The following section includes tips that can be helpful for supporting your child’s progress. Keep in mind they might not all be right for you and your family, but it could be useful to give them a try.
➤ Educate yourself
Stay educated on what anxiety disorders are, how they affect children, and how they affect your child in particular. Help your child understand what anxiety is and what the treatment process will be like.
➤ Get involved in therapy
Actively participate with the clinician in your child’s treatment plan, and assist your child with taking any medications at home. Be open and flexible about meeting for treatment. Make time for both you and your child to participate individually and as a family.
➤ Stay involved with school
An anxiety disorder can directly and negatively affect your child’s progress in school. If you inform the necessary school staff of your child’s anxiety disorder, they can help keep your child safe and supported when you are not around.

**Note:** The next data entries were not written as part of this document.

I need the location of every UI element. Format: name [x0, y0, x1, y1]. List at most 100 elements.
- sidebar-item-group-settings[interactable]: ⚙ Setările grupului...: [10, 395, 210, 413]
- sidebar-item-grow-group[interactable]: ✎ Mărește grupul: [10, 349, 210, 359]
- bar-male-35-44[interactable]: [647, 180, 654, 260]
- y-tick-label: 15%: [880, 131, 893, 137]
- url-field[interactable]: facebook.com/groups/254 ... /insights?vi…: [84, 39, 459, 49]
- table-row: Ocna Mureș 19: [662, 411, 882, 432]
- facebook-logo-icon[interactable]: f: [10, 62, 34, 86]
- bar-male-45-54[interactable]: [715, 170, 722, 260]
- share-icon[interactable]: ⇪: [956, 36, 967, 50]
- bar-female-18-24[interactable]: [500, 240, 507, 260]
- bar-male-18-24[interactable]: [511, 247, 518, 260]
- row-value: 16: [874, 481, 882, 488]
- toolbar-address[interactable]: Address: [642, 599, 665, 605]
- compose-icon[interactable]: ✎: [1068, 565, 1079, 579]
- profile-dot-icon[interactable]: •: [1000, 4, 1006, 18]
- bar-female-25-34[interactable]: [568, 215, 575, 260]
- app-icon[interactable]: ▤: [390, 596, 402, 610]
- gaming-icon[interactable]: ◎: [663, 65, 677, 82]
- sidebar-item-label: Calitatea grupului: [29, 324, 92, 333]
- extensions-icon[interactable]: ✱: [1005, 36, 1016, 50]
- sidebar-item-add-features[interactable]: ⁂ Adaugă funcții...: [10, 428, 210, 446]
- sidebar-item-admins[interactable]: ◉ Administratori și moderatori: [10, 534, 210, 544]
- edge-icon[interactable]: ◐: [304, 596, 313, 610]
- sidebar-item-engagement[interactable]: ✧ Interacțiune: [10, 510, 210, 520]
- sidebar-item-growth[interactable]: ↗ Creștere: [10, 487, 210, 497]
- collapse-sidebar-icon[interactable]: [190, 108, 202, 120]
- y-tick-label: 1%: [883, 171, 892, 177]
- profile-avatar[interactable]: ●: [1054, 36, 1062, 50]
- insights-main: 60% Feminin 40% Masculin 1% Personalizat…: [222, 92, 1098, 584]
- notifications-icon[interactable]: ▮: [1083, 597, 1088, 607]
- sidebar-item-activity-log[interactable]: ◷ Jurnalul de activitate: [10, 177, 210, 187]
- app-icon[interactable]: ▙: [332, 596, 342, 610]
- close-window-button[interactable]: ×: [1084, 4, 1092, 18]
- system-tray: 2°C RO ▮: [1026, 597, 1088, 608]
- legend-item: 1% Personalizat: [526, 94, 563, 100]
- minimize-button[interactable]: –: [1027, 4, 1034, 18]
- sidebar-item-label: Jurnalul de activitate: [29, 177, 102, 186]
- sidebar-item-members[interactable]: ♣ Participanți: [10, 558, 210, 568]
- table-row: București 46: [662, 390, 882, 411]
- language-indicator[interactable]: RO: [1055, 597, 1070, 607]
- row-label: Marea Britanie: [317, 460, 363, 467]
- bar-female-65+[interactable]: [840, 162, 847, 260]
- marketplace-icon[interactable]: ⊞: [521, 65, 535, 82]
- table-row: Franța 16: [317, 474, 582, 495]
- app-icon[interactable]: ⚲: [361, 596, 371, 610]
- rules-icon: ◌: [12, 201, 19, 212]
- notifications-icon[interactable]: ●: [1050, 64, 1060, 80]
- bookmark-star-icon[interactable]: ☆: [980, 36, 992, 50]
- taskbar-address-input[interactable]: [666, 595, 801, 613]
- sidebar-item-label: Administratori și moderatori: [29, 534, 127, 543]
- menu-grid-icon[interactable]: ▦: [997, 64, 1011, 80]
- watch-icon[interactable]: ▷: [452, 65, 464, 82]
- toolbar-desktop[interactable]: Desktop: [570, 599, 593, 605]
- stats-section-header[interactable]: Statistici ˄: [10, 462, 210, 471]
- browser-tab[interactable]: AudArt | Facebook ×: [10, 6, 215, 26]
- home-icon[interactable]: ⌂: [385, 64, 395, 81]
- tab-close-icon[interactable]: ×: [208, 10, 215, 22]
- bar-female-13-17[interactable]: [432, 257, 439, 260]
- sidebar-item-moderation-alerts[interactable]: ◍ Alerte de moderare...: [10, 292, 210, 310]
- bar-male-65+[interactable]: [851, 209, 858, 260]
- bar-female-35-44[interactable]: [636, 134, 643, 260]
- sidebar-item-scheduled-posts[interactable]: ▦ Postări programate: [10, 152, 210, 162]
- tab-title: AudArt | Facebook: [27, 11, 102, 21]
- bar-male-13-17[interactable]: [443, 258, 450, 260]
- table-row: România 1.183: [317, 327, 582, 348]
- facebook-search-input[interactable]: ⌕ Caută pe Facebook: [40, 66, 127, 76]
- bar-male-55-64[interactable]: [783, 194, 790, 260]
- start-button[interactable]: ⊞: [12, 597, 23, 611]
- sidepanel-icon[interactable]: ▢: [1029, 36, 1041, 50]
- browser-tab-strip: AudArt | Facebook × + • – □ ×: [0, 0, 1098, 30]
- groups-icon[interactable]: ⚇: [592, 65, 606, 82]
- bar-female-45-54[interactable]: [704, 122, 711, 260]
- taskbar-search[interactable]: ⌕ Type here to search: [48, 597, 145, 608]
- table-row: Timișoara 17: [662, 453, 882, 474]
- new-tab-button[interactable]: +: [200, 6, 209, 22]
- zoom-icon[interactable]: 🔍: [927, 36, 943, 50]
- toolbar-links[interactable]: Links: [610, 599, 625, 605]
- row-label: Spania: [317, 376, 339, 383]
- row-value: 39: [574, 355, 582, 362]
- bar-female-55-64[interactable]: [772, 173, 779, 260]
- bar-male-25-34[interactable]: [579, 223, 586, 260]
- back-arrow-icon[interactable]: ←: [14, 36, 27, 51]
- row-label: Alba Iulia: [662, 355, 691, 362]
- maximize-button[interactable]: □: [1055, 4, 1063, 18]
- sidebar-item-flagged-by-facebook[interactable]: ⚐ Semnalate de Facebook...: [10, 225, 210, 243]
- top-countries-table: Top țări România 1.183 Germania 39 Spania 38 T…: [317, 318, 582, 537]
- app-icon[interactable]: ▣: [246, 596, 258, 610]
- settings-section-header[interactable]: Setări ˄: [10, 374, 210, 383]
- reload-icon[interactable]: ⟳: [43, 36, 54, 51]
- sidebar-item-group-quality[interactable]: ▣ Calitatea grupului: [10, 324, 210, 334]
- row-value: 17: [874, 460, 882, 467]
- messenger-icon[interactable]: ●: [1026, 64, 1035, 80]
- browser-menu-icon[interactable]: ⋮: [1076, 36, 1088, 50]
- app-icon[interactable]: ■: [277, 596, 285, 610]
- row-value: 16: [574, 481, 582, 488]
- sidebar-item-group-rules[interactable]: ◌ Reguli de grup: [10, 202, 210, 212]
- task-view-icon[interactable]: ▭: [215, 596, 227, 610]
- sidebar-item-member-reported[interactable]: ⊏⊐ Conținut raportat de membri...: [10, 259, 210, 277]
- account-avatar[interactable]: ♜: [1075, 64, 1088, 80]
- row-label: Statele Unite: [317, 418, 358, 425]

➤ Create a positive home environment
Make sure that your home is a safe place for your child and the rest of your family. Have meals together, take walks as a family, and spend plenty of positive time together. Anxiety disorders in children can cause extra stress on the family, so it is important to de-stress.
➤ Create support systems
Make sure everyone who lives in your home is informed about what is going on in order to create a strong family support for your child. Find people you can trust and confide in to help you with transportation to appointments, taking care of family members, and emotional support.
➤ Practice coping skills
There are a variety of coping skills you can practice with your child to help them manage anxiety symptoms. Examples include mindfulness, meditation, deep breathing, and using imagery. Moving the body can also help to reduce anxiety symptoms.
➤ Develop structures
Changes in routine are inevitable if your child begins treatment of any kind. Do your best to stay organized with appointments, medication, work, and social plans with friends and family. Remember to stay flexible and allow extra time for your child during transitions.
➤ Take care of yourself
Know your limits and seek support if you need it. Join support groups, check out community services, and seek professional guidance if you think it would be helpful. You are your child’s source of support and comfort, so feeling your best will help your child feel their best!
➤ Reduce your stress
You may laugh at this one, but it is important nonetheless. The less stress you have in your life, the better off everyone will be. Continue doing things you love and be sure to stay healthy (exercise and eat nutritious foods).
➤ Don’t place blame
Blaming yourself, your child, or anyone else will not help the situation. Be supportive in any way possible and don’t feel guilty about what your child is going through. Don’t punish anyone if they make mistakes.
➤ Stay calm
Remember to stay calm whenever your child is experiencing anxiety. They will need support and guidance during these difficult periods.
➤ Be proud of yourself
This is a difficult time. You are already on the right path just by staying informed and involved in your child’s life.